After Topolino I found several years’ worth of L’Avventuroso , and that was completely different. The first issue was October 14, 1934.
I could not have bought it myself, since at the time I was not yet three, and I do not think my parents would have bought it for me, as its stories were not at all suitable for children-they were American comics conceived for an audience of adults, if not necessarily grown-ups. So they must have been issues I had sought out later, perhaps swapping other comics for them. But there was no doubt that I was the one who, several years later, had acquired some of the large-format albums with brilliantly colored covers, on which appeared, like movie previews, various scenes from the story that unfolded inside.

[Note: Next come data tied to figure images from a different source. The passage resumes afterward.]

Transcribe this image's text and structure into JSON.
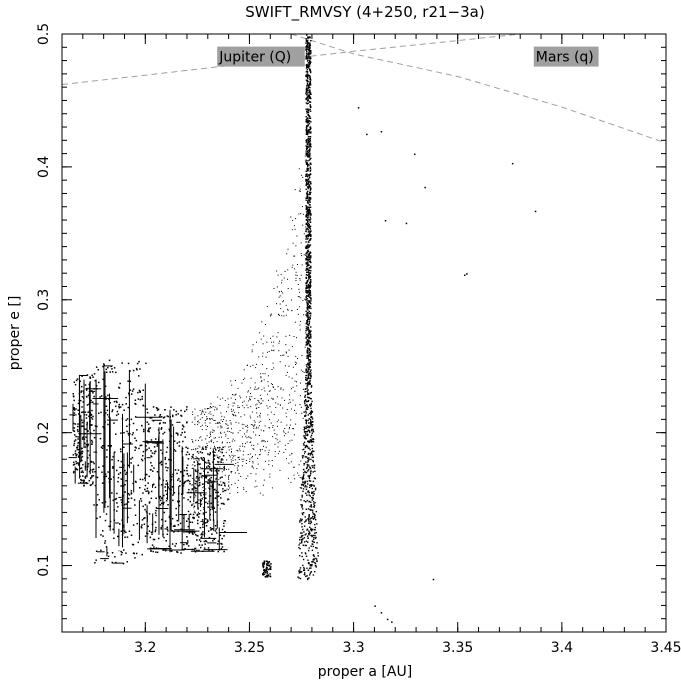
{
  "chart_data": {
    "type": "scatter",
    "title": "SWIFT_RMVSY (4+250, r21−3a)",
    "xlabel": "proper a [AU]",
    "ylabel": "proper e []",
    "xlim": [
      3.16,
      3.45
    ],
    "ylim": [
      0.05,
      0.5
    ],
    "xticks": [
      3.2,
      3.25,
      3.3,
      3.35,
      3.4,
      3.45
    ],
    "xtick_labels": [
      "3.2",
      "3.25",
      "3.3",
      "3.35",
      "3.4",
      "3.45"
    ],
    "yticks": [
      0.1,
      0.2,
      0.3,
      0.4,
      0.5
    ],
    "ytick_labels": [
      "0.1",
      "0.2",
      "0.3",
      "0.4",
      "0.5"
    ],
    "grid": false,
    "point_color": "#000000",
    "reference_lines": [
      {
        "name": "Jupiter (Q)",
        "color": "#a0a0a0",
        "style": "dashed",
        "points": [
          [
            3.16,
            0.462
          ],
          [
            3.2,
            0.469
          ],
          [
            3.25,
            0.478
          ],
          [
            3.3,
            0.487
          ],
          [
            3.35,
            0.495
          ],
          [
            3.38,
            0.5
          ]
        ]
      },
      {
        "name": "Mars (q)",
        "color": "#a0a0a0",
        "style": "dashed",
        "points": [
          [
            3.27,
            0.5
          ],
          [
            3.3,
            0.485
          ],
          [
            3.35,
            0.468
          ],
          [
            3.4,
            0.445
          ],
          [
            3.45,
            0.418
          ]
        ]
      }
    ],
    "annotations": [
      {
        "text": "Jupiter (Q)",
        "x": 3.235,
        "y": 0.483
      },
      {
        "text": "Mars (q)",
        "x": 3.387,
        "y": 0.483
      }
    ],
    "resonance_a": 3.278,
    "resonance_e_range": [
      0.09,
      0.5
    ],
    "clusters": [
      {
        "name": "",
        "a_range": [
          3.165,
          3.175
        ],
        "e_range": [
          0.16,
          0.245
        ],
        "density": 220
      },
      {
        "name": "",
        "a_range": [
          3.175,
          3.2
        ],
        "e_range": [
          0.1,
          0.255
        ],
        "density": 320
      },
      {
        "name": "",
        "a_range": [
          3.2,
          3.22
        ],
        "e_range": [
          0.11,
          0.22
        ],
        "density": 300
      },
      {
        "name": "",
        "a_range": [
          3.22,
          3.238
        ],
        "e_range": [
          0.11,
          0.19
        ],
        "density": 260
      }
    ],
    "scattered_points": [
      [
        3.302,
        0.445
      ],
      [
        3.313,
        0.427
      ],
      [
        3.329,
        0.41
      ],
      [
        3.334,
        0.385
      ],
      [
        3.376,
        0.403
      ],
      [
        3.387,
        0.367
      ],
      [
        3.325,
        0.358
      ],
      [
        3.315,
        0.36
      ],
      [
        3.354,
        0.32
      ],
      [
        3.353,
        0.319
      ],
      [
        3.306,
        0.425
      ],
      [
        3.338,
        0.09
      ],
      [
        3.31,
        0.07
      ],
      [
        3.313,
        0.065
      ],
      [
        3.316,
        0.06
      ],
      [
        3.318,
        0.058
      ]
    ]
  }
}
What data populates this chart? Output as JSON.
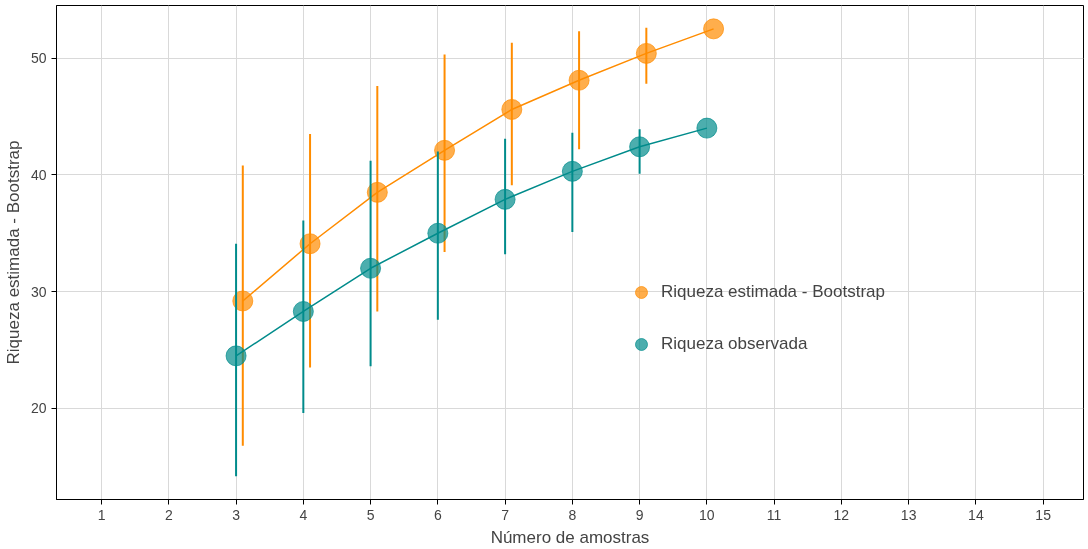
{
  "chart_data": {
    "type": "line",
    "xlabel": "Número de amostras",
    "ylabel": "Riqueza estimada - Bootstrap",
    "xlim": [
      0.33,
      15.6
    ],
    "ylim": [
      12.2,
      54.5
    ],
    "xticks": [
      1,
      2,
      3,
      4,
      5,
      6,
      7,
      8,
      9,
      10,
      11,
      12,
      13,
      14,
      15
    ],
    "yticks": [
      20,
      30,
      40,
      50
    ],
    "grid": true,
    "legend": "right",
    "marker": "circle",
    "line_style": "solid",
    "series": [
      {
        "name": "Riqueza estimada - Bootstrap",
        "color": "#ff8c00",
        "x": [
          3.1,
          4.1,
          5.1,
          6.1,
          7.1,
          8.1,
          9.1,
          10.1
        ],
        "values": [
          29.2,
          34.1,
          38.5,
          42.1,
          45.6,
          48.1,
          50.4,
          52.5
        ],
        "errors": [
          [
            16.8,
            40.8
          ],
          [
            23.5,
            43.5
          ],
          [
            28.3,
            47.6
          ],
          [
            33.4,
            50.3
          ],
          [
            39.1,
            51.3
          ],
          [
            42.2,
            52.3
          ],
          [
            47.8,
            52.6
          ],
          null
        ]
      },
      {
        "name": "Riqueza observada",
        "color": "#008b8b",
        "x": [
          3,
          4,
          5,
          6,
          7,
          8,
          9,
          10
        ],
        "values": [
          24.5,
          28.3,
          32.0,
          35.0,
          37.9,
          40.3,
          42.4,
          44.0
        ],
        "errors": [
          [
            14.2,
            34.1
          ],
          [
            19.6,
            36.1
          ],
          [
            23.6,
            41.2
          ],
          [
            27.6,
            42.0
          ],
          [
            33.2,
            43.1
          ],
          [
            35.1,
            43.6
          ],
          [
            40.1,
            43.9
          ],
          null
        ]
      }
    ]
  }
}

Both the weekly issues and the albums of L’Avventuroso must have opened my eyes to a new world, beginning on the first page of the first issue with an adventure called "The Destruction of the World." The hero was Flash Gordon, who thanks to a scheme

concocted by a certain Dr. Zarkov had landed on the planet Mongo, controlled by a cruel dictator, Ming the Merciless, whose name and features were diabolically Asiatic. Mongo: glass skyscrapers that rose from space platforms, underwater cities, kingdoms stretching through the trees of an immense forest, and characters ranging from the maned Lion Men to the Hawk Men and the Blue Magic Men of Queen Azura, all of them dressed with an easy syncretism, either in outfits that suggested a cinematic Middle Ages, like so many Robin Hoods, or in barbaric loricae and helmets, or occasionally (at court) in the uniforms of cuirassiers or uhlans or dragoons from turn-of-the-century operettas. And all of them, the good and the bad, were incongruously equipped not only with blades and arrows but also with prodigious ray guns, just as their conveyances ranged from scythed chariots to needle-nosed interplanetary rockets in colors as loud as Luna Park bumper cars.